Brent crude futures were at USD 104.35 a barrel at 0250 GMT, down 5 cents, or 0.05%. US West Texas Intermediate (WTI) crude rose 9 cents, or 0.1%, to USD 95.07 a barrel. WTI had climbed nearly USD 1 earlier in the session.
“A sharper decline in inventories should support oil prices, but the rebound was limited by concerns about potential weak demand, and the White House stated that it will further release strategic reserves,” said Leon Li, a Shanghai-based analyst at CMC Markets.
In addition, the prospect the US Federal Reserve will announce an aggressive rate rise later on Wednesday weighed on sentiment and limited the rise in oil prices, he said.
After Tuesday’s settlement, industry group the American Petroleum Institute said crude stocks in the United States fell by 4 million barrels last week.
That was four times bigger than the decline expected by analysts in a Reuters poll.
Gasoline inventories fell by 1.1 million barrels, compared with expectations for a build of 3.5 million barrels, the data showed.

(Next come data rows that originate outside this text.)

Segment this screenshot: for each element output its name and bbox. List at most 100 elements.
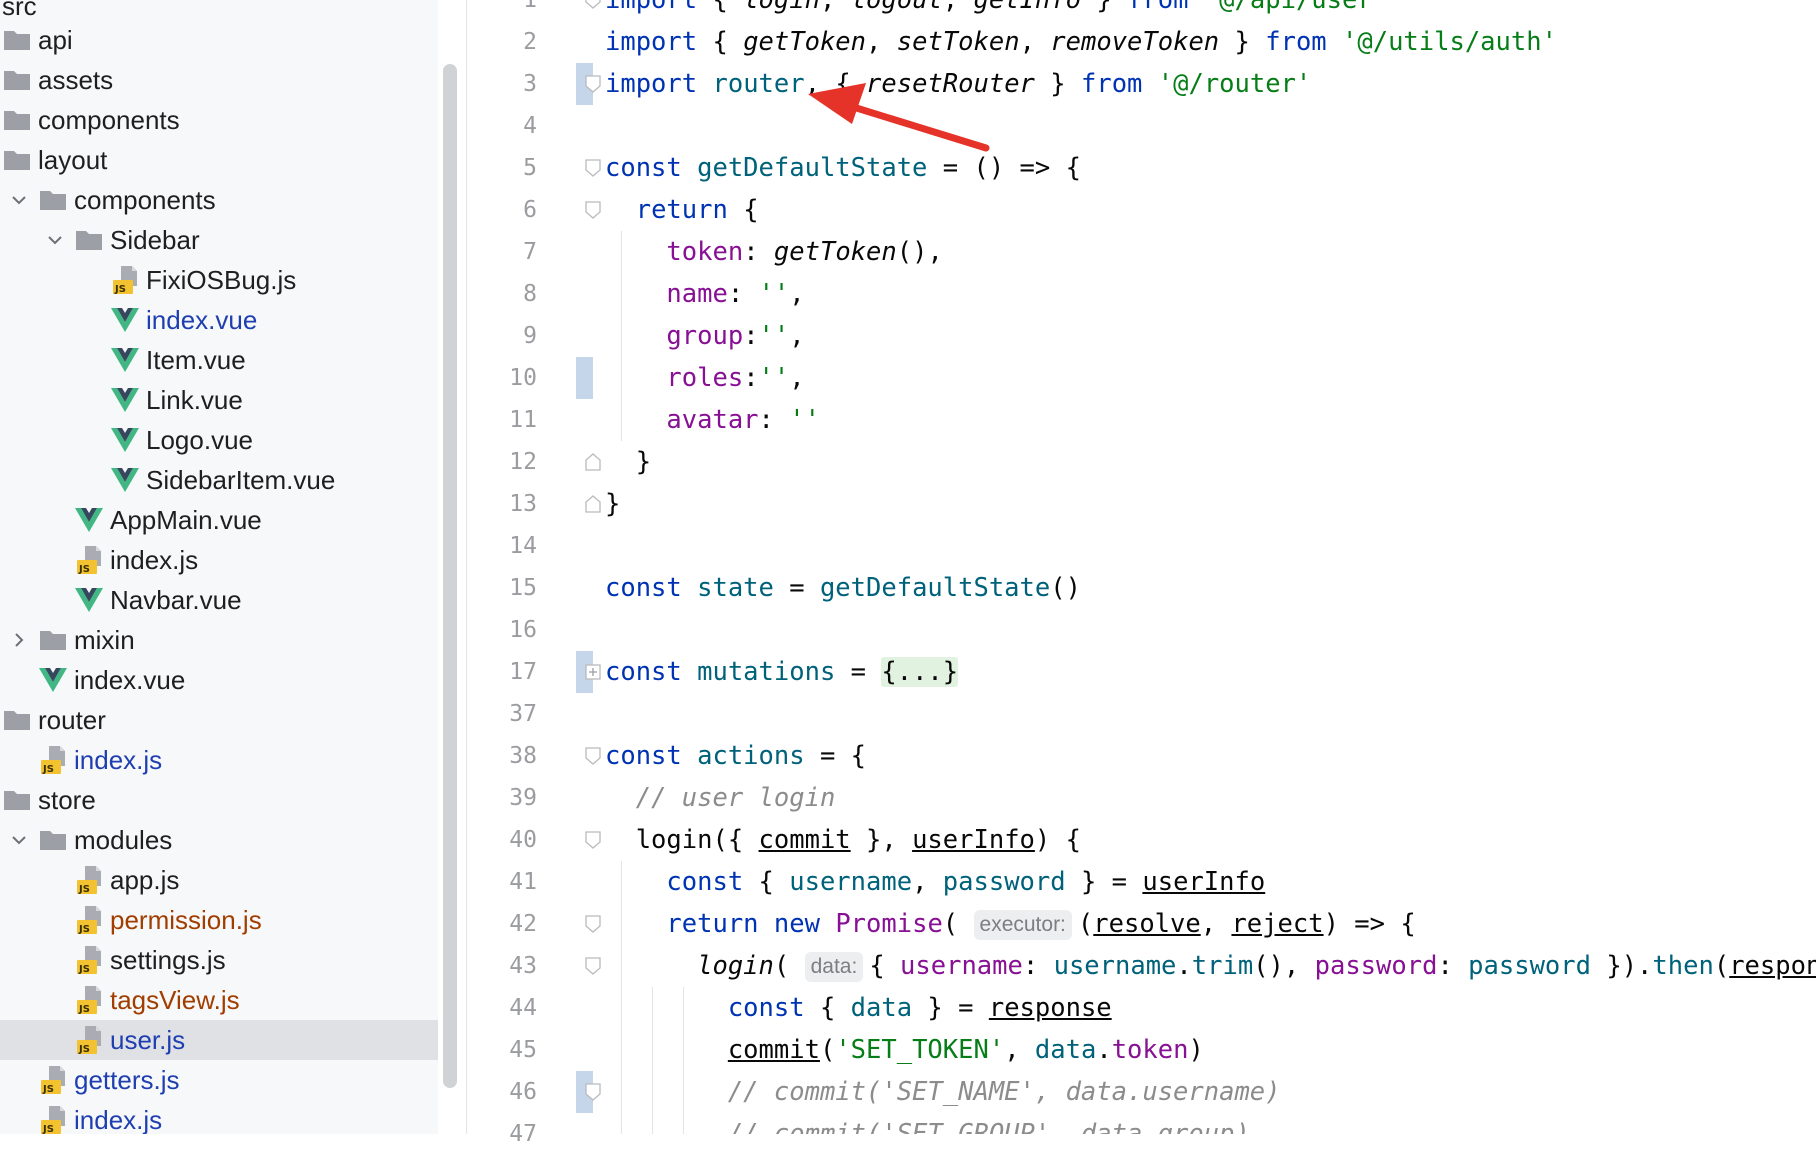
code-token: import — [605, 0, 698, 15]
tree-item[interactable]: JS settings.js — [0, 940, 438, 980]
code-line[interactable]: import { login, logout, getInfo } from '… — [605, 0, 1388, 21]
code-line[interactable]: import router, { resetRouter } from '@/r… — [605, 63, 1311, 105]
tree-item[interactable]: api — [0, 20, 438, 60]
code-token: from — [1127, 0, 1189, 15]
chevron-down-icon[interactable] — [8, 189, 30, 211]
tree-item[interactable]: index.vue — [0, 660, 438, 700]
code-editor[interactable]: import { login, logout, getInfo } from '… — [605, 0, 1816, 1134]
tree-item[interactable]: SidebarItem.vue — [0, 460, 438, 500]
code-line[interactable]: roles:'', — [605, 357, 805, 399]
code-line[interactable]: return { — [605, 189, 759, 231]
tree-item[interactable]: index.vue — [0, 300, 438, 340]
tree-item-label: index.js — [110, 544, 199, 575]
tree-item[interactable]: router — [0, 700, 438, 740]
code-token: login({ — [605, 825, 759, 855]
code-token: : — [743, 321, 759, 351]
tree-item[interactable]: JS index.js — [0, 740, 438, 780]
code-line[interactable]: } — [605, 483, 620, 525]
code-line[interactable]: const state = getDefaultState() — [605, 567, 1081, 609]
js-file-icon: JS — [110, 265, 140, 295]
tree-item[interactable]: mixin — [0, 620, 438, 660]
fold-icon[interactable] — [585, 201, 601, 219]
code-line[interactable]: // commit('SET_GROUP', data.group) — [605, 1113, 1250, 1134]
code-line[interactable]: return new Promise( executor: (resolve, r… — [605, 903, 1416, 945]
code-token: const — [605, 741, 682, 771]
fold-icon[interactable] — [585, 957, 601, 975]
tree-item[interactable]: Logo.vue — [0, 420, 438, 460]
code-token: () — [1050, 573, 1081, 603]
tree-item[interactable]: JS app.js — [0, 860, 438, 900]
tree-item[interactable]: Item.vue — [0, 340, 438, 380]
fold-icon[interactable] — [585, 453, 601, 471]
tree-item[interactable]: JS getters.js — [0, 1060, 438, 1100]
code-line[interactable]: login( data:{ username: username.trim(),… — [605, 945, 1816, 987]
line-number: 7 — [523, 239, 537, 265]
tree-item[interactable]: layout — [0, 140, 438, 180]
tree-scrollbar[interactable] — [443, 64, 457, 1088]
tree-item-label: index.js — [74, 1104, 163, 1135]
tree-item[interactable]: JS index.js — [0, 540, 438, 580]
code-token: ) { — [1034, 825, 1081, 855]
code-token: , — [1004, 1035, 1035, 1065]
code-token: , — [789, 363, 805, 393]
code-token: getDefaultState — [819, 573, 1051, 603]
fold-icon[interactable] — [585, 75, 601, 93]
tree-item[interactable]: Link.vue — [0, 380, 438, 420]
code-line[interactable]: name: '', — [605, 273, 804, 315]
tree-item[interactable]: modules — [0, 820, 438, 860]
fold-icon[interactable] — [585, 831, 601, 849]
code-line[interactable]: const actions = { — [605, 735, 866, 777]
code-line[interactable]: const { data } = response — [605, 987, 1112, 1029]
code-token: (), — [896, 237, 943, 267]
code-line[interactable]: login({ commit }, userInfo) { — [605, 819, 1081, 861]
change-marker[interactable] — [576, 357, 593, 399]
tree-item-label: index.vue — [74, 664, 186, 695]
fold-icon[interactable] — [585, 1083, 601, 1101]
code-line[interactable]: } — [605, 441, 651, 483]
code-token: data — [1034, 1035, 1097, 1065]
tree-item[interactable]: JS user.js — [0, 1020, 438, 1060]
code-token: , { — [804, 69, 867, 99]
code-line[interactable]: token: getToken(), — [605, 231, 943, 273]
expand-fold-icon[interactable] — [585, 663, 601, 681]
chevron-right-icon[interactable] — [8, 629, 30, 651]
code-line[interactable]: avatar: '' — [605, 399, 820, 441]
tree-item[interactable]: Sidebar — [0, 220, 438, 260]
tree-item[interactable]: components — [0, 100, 438, 140]
code-token: trim — [1191, 951, 1254, 981]
fold-icon[interactable] — [585, 495, 601, 513]
chevron-down-icon[interactable] — [44, 229, 66, 251]
tree-item[interactable]: components — [0, 180, 438, 220]
tree-item[interactable]: AppMain.vue — [0, 500, 438, 540]
js-file-icon: JS — [74, 985, 104, 1015]
code-token: : — [758, 405, 790, 435]
code-line[interactable]: const mutations = {...} — [605, 651, 959, 693]
tree-item[interactable]: Navbar.vue — [0, 580, 438, 620]
tree-item[interactable]: JS tagsView.js — [0, 980, 438, 1020]
code-token: : — [727, 279, 759, 309]
chevron-down-icon[interactable] — [8, 829, 30, 851]
tree-item[interactable]: assets — [0, 60, 438, 100]
code-line[interactable]: // user login — [605, 777, 836, 819]
indent-guide — [620, 861, 622, 1134]
code-line[interactable]: import { getToken, setToken, removeToken… — [605, 21, 1557, 63]
code-line[interactable]: // commit('SET_NAME', data.username) — [605, 1071, 1281, 1113]
fold-icon[interactable] — [585, 159, 601, 177]
code-line[interactable]: group:'', — [605, 315, 804, 357]
tree-item[interactable]: JS FixiOSBug.js — [0, 260, 438, 300]
code-token: = — [773, 573, 820, 603]
fold-icon[interactable] — [585, 915, 601, 933]
tree-item[interactable]: store — [0, 780, 438, 820]
code-token: password — [1314, 951, 1438, 981]
tree-item[interactable]: JS index.js — [0, 1100, 438, 1134]
code-line[interactable]: commit('SET_TOKEN', data.token) — [605, 1029, 1204, 1071]
fold-icon[interactable] — [585, 0, 601, 9]
tree-item[interactable]: JS permission.js — [0, 900, 438, 940]
fold-icon[interactable] — [585, 747, 601, 765]
code-line[interactable]: const { username, password } = userInfo — [605, 861, 1265, 903]
code-line[interactable]: const getDefaultState = () => { — [605, 147, 1081, 189]
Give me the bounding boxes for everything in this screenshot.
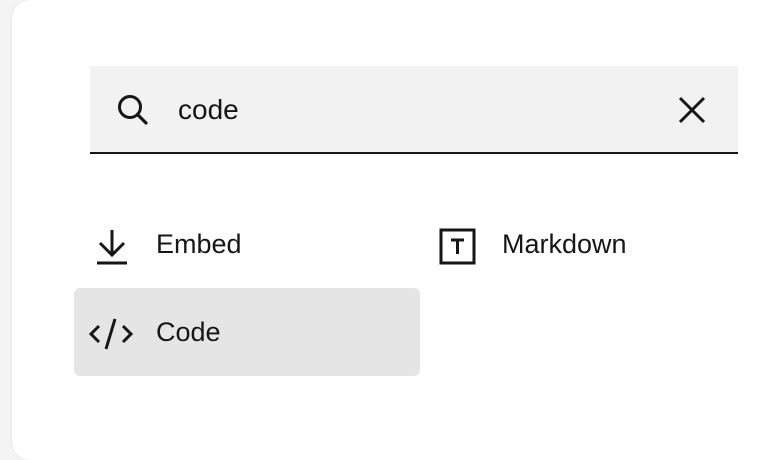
search-bar: [90, 66, 738, 154]
result-item-label: Embed: [156, 229, 242, 259]
download-icon: [97, 230, 127, 265]
result-item-label: Code: [156, 317, 221, 347]
search-icon: [118, 95, 148, 125]
result-item-embed[interactable]: Embed: [74, 200, 420, 288]
search-input[interactable]: [178, 86, 658, 134]
code-icon: [88, 318, 134, 350]
close-icon: [678, 96, 706, 124]
result-item-markdown[interactable]: Markdown: [420, 200, 766, 288]
insert-block-panel: Embed Markdown Code: [12, 0, 774, 460]
result-item-code[interactable]: Code: [74, 288, 420, 376]
clear-search-button[interactable]: [672, 90, 712, 130]
result-item-label: Markdown: [502, 229, 627, 259]
text-box-icon: [439, 228, 476, 265]
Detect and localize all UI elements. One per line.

The US government’s Energy Information Administration releases its weekly oil report later on Wednesday.
The Biden administration said on Tuesday it will sell an additional 20 million barrels of oil from the country’s Strategic Petroleum Reserve as part of a previously announced plan to tap the facility to calm oil prices boosted by Russia’s invasion of Ukraine and a recovery in demand following the COVID-19 pandemic.
The administration said in late March it would release a record 1 million barrels of oil per day for six months from the SPR. The United States has already sold 125 million barrels from the reserve with nearly 70 million barrels delivered to purchasers.
Meanwhile, the US Federal Reserve is expected to raise interest rates by 75-basis-points later on Wednesday, underlining concern about the outlook for US demand and the prospect of a stronger dollar, which would make dollar-denominated commodities more expensive for buyers holding other currencies.